Her statement to an English daily in 2008, when she visited the troubled State, that “India needs azadi from Kashmir as much as Kashmir needs azadi from India”, too got circulated big time. Roy has been reiterating this assertion ever since.

“For the past 60 days or so, since about the end of June, the people of Kashmir have been free. Free in the most profound sense. They have shrugged off the terror of living their lives in the gun-sights of half-a-million heavily-armed soldiers in the most densely militarised zone in the world…. …Hadn’t anybody noticed that in Kashmir even minor protests about civic issues like water and electricity inevitably turned into demands for azadi?” Her opinion in an article in an English weekly magazine the same year saw responses ranging from demands for booking her on charges of sedition to praises of being bold enough to speak out her mind.

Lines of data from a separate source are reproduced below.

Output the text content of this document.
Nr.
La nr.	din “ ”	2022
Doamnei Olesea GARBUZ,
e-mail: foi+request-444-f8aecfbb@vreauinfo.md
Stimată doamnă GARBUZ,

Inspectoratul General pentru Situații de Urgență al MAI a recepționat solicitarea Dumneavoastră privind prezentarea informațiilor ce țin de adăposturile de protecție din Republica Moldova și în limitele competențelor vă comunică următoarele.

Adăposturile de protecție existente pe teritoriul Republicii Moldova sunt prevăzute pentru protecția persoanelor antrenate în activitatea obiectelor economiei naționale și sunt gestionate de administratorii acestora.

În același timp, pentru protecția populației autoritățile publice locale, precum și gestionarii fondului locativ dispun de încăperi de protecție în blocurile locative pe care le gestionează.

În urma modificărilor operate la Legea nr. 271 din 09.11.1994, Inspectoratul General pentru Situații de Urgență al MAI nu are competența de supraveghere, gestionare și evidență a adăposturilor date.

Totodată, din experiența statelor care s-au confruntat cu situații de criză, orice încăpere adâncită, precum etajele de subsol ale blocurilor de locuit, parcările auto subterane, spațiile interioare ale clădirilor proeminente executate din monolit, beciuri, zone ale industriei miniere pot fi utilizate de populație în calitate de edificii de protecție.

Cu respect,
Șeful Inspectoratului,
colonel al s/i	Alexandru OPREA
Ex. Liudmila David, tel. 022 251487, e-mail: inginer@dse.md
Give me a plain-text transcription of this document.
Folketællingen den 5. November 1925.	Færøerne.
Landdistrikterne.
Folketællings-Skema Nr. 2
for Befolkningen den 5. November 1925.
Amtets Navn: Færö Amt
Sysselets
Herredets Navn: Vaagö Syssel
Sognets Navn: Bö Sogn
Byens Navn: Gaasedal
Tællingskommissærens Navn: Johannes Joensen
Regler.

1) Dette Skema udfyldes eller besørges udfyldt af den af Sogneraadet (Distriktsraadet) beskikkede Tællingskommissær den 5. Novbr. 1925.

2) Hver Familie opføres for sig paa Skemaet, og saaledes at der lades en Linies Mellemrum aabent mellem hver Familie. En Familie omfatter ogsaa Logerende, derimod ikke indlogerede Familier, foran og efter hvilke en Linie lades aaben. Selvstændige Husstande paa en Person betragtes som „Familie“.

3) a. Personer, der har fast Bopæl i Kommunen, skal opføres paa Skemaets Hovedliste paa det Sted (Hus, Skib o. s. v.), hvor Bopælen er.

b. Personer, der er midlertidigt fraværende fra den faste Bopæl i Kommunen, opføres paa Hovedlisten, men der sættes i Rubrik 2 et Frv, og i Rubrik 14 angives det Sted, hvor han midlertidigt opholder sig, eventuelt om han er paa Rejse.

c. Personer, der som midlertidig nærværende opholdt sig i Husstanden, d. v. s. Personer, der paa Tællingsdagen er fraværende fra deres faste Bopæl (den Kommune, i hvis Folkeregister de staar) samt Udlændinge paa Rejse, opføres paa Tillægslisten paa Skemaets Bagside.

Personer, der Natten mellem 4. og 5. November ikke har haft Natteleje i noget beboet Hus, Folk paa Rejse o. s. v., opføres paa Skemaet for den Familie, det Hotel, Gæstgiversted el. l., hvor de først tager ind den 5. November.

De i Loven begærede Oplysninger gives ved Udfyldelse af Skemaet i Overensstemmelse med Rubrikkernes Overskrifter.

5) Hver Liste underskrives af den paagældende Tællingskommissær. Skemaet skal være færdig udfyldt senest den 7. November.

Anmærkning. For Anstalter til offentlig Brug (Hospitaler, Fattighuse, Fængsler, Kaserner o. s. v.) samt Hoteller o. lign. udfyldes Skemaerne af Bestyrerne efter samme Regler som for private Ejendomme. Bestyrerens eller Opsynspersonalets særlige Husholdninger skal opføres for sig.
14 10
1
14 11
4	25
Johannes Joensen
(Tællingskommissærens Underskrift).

But that didn’t deter her from speaking aloud her mind, even on an issue as sensitive as the Mumbai terror attacks. “November isn’t September, 2008 isn’t 2001, Pakistan isn’t Afghanistan and India isn’t America…. The Mumbai attacks are only the most recent of a spate of terrorist attacks on Indian towns and cities this year. Ahmedabad, Bangalore, Delhi, Guwahati, Jaipur and Malegaon have all seen serial bomb blasts in which hundreds of ordinary people have been killed and wounded…”

“In much the same way as it did after the 2001 Parliament attack, the 2002 burning of the Sabarmati Express and the 2007 bombing of the Samjhauta Express, the Government of India announced that it has “incontrovertible” evidence that the Lashkar-e-Tayyeba backed by Pakistan’s ISI was behind the Mumbai strikes. According to the police and intelligence agencies the Lashkar operates in India through an organisation called the Indian Mujahideen. Two Indian nationals have been arrested in connection with the Mumbai attacks. So already the neat accusation against Pakistan is getting a little messy,” she wrote in her piece in UK’s Guardian newspaper.

If she justified the ‘war’ waged by the Maoists against the corporates wanting to have control over natural resources like minerals, water and forests, she termed the Operation Green Hunt against them as a ‘war’ by the Government to move tribal people to ensure the hundreds of “secret” MoUs the States of Jharkhand, Chhattisgarh, Odisha and West Bengal signed with the corporates translated into real money.

Her run-in with the Chhattisgarh police establishment too was much publicised. When asked why the State Government did not act against her, Chhattisgarh DGP Vishwaranjan said, “I don’t want to comment on a person who has been discredited across the nation. She had visited Chhattisgarh and went around meeting hardcore Maoists and their sympathisers in Dantewada and other places. She keeps on refuting her statements and we don’t want to give her that much importance.”

In 2006, Roy, who was jailed for a day for contempt of court in 2002, yet again took on the judiciary. She said the Supreme Court’s ruling that Parliament attack convict Afzal Guru must be hanged ‘to satisfy the collective will of the nation’ though there is no proof of his involvement is in itself “unconstitutional”.

With the latest controversy surfacing, whether the Government will or can act now remains to be seen.